Thursday, January 31, 2008
Movie Review: Persepolis
Yesterday, my friend Caro and I went to see a movie. She suggested Persepolis, telling me "It's some sort of foreign comedy." I agreed. I later found out it was a cartoon about a girl growing up in Iran, and I cringed. First of all, that doesn't sound very funny, and secondly, I'm not really into animation. Yeah, yeah, I know. You loved Shrek, and wasn't Ratatouille great? Blah blah Anime blah. I don't know why, but when it comes to movie-legnth animation, it just doesn't really interest me. So I went into the theather with the attitude of a nine-year old about to eat a helping of lima beans. Surprisingly, I liked it. Persepolis is a French cartoon based upon graphic novels by Marjane Satrapi, who wrote them as a memoir about her experience as a rebellious girl growing up in Iran. The story begins during the late 70s, when the populace overthrows the Shah.
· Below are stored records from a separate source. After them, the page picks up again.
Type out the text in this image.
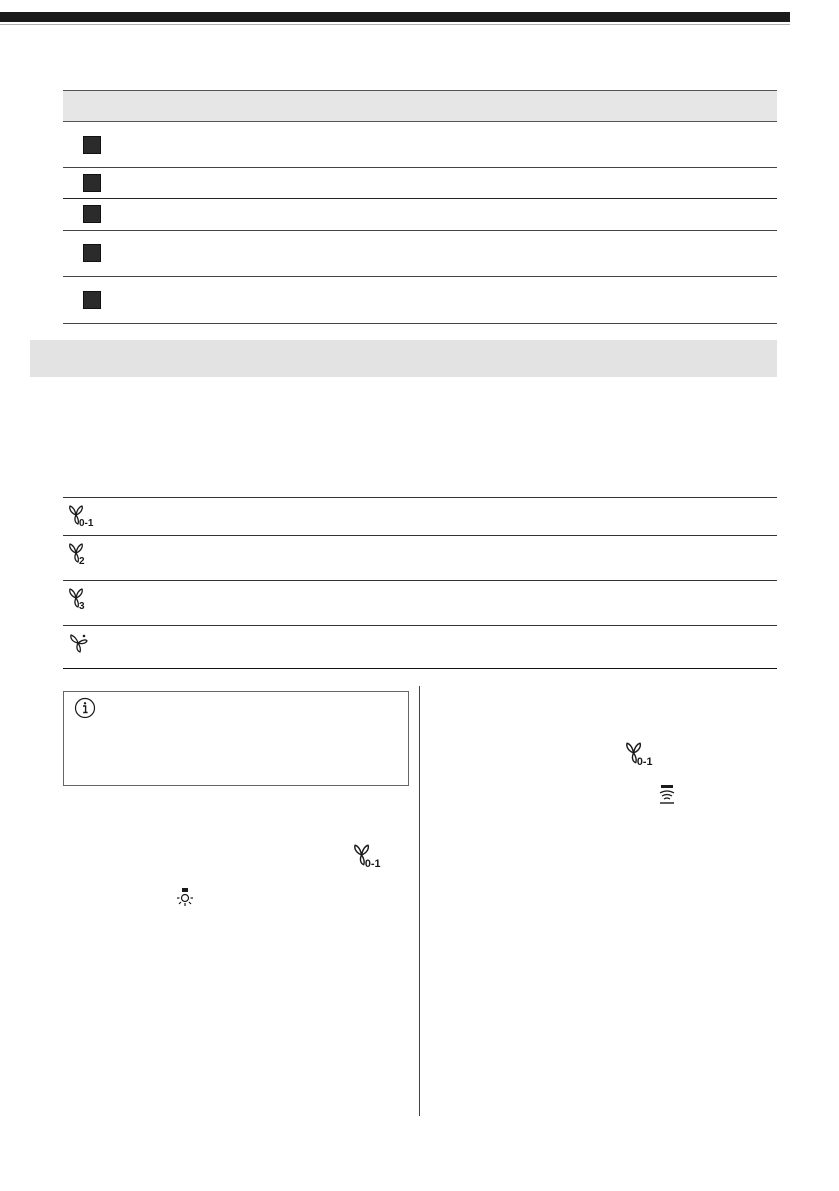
0-1
2
3
0-1
0-1
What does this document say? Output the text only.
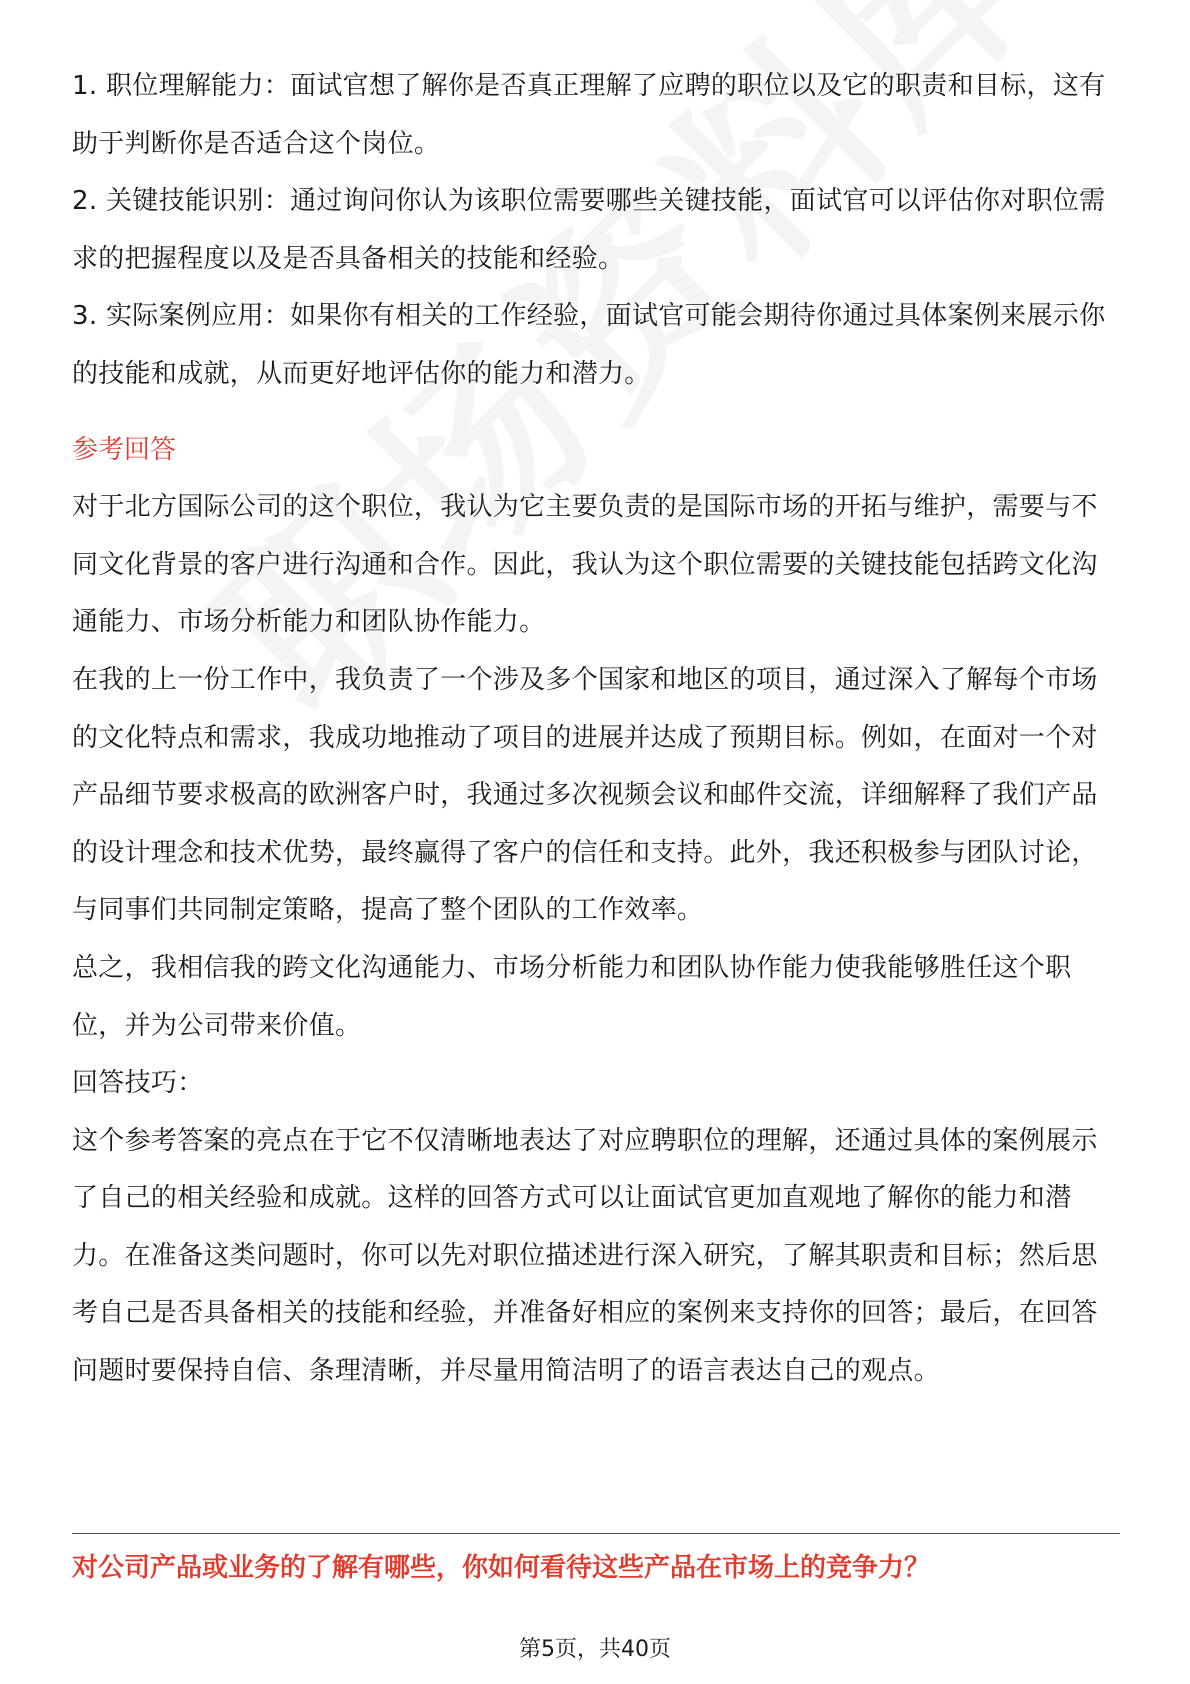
1. 职位理解能力：面试官想了解你是否真正理解了应聘的职位以及它的职责和目标，这有助于判断你是否适合这个岗位。

2. 关键技能识别：通过询问你认为该职位需要哪些关键技能，面试官可以评估你对职位需求的把握程度以及是否具备相关的技能和经验。

3. 实际案例应用：如果你有相关的工作经验，面试官可能会期待你通过具体案例来展示你的技能和成就，从而更好地评估你的能力和潜力。

参考回答

对于北方国际公司的这个职位，我认为它主要负责的是国际市场的开拓与维护，需要与不同文化背景的客户进行沟通和合作。因此，我认为这个职位需要的关键技能包括跨文化沟通能力、市场分析能力和团队协作能力。

在我的上一份工作中，我负责了一个涉及多个国家和地区的项目，通过深入了解每个市场的文化特点和需求，我成功地推动了项目的进展并达成了预期目标。例如，在面对一个对产品细节要求极高的欧洲客户时，我通过多次视频会议和邮件交流，详细解释了我们产品的设计理念和技术优势，最终赢得了客户的信任和支持。此外，我还积极参与团队讨论，与同事们共同制定策略，提高了整个团队的工作效率。

总之，我相信我的跨文化沟通能力、市场分析能力和团队协作能力使我能够胜任这个职位，并为公司带来价值。

回答技巧：

这个参考答案的亮点在于它不仅清晰地表达了对应聘职位的理解，还通过具体的案例展示了自己的相关经验和成就。这样的回答方式可以让面试官更加直观地了解你的能力和潜力。在准备这类问题时，你可以先对职位描述进行深入研究，了解其职责和目标；然后思考自己是否具备相关的技能和经验，并准备好相应的案例来支持你的回答；最后，在回答问题时要保持自信、条理清晰，并尽量用简洁明了的语言表达自己的观点。

对公司产品或业务的了解有哪些，你如何看待这些产品在市场上的竞争力？

第5页，共40页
However, Marjane's family soon finds out that the devil they knew was better than the one they didn't- life under the new militant Islamic regime is even worse than it was before. The story is interesting, and the drawing is both simple and beautiful, and yes, there are several comic moments. However, the most powerful aspect of the film for me was watching people I could relate to live under an oppressive government. It's easy to assume that the residents of Arab nations (well, the extreme ones) are either A. true believers or B. poor, uneducated, and therefore easily manipulated and forget the extistence of Iranians who hate wearing headscarves, sneak off to illegal parties with (gasp!) alcohol, and buy CDs and magazines on the black market. These people are living in a real-life version of the Handmaid's Tale, and it's horrifying.
The movie starts out strong- I loved all the scenes with Marjane as a child- but does start to drag once she reaches her teenage years. I initally wondered why they chose to subtitle the film in English instead of redubbing it, but it worked. Once I learned that the grandmother, my favorite character, was voiced the famed 89-year old French actress Danielle Darrieu, and Marjane's mother was voiced by Darrieu's actual daughter, the decision to keep the French narration made sense.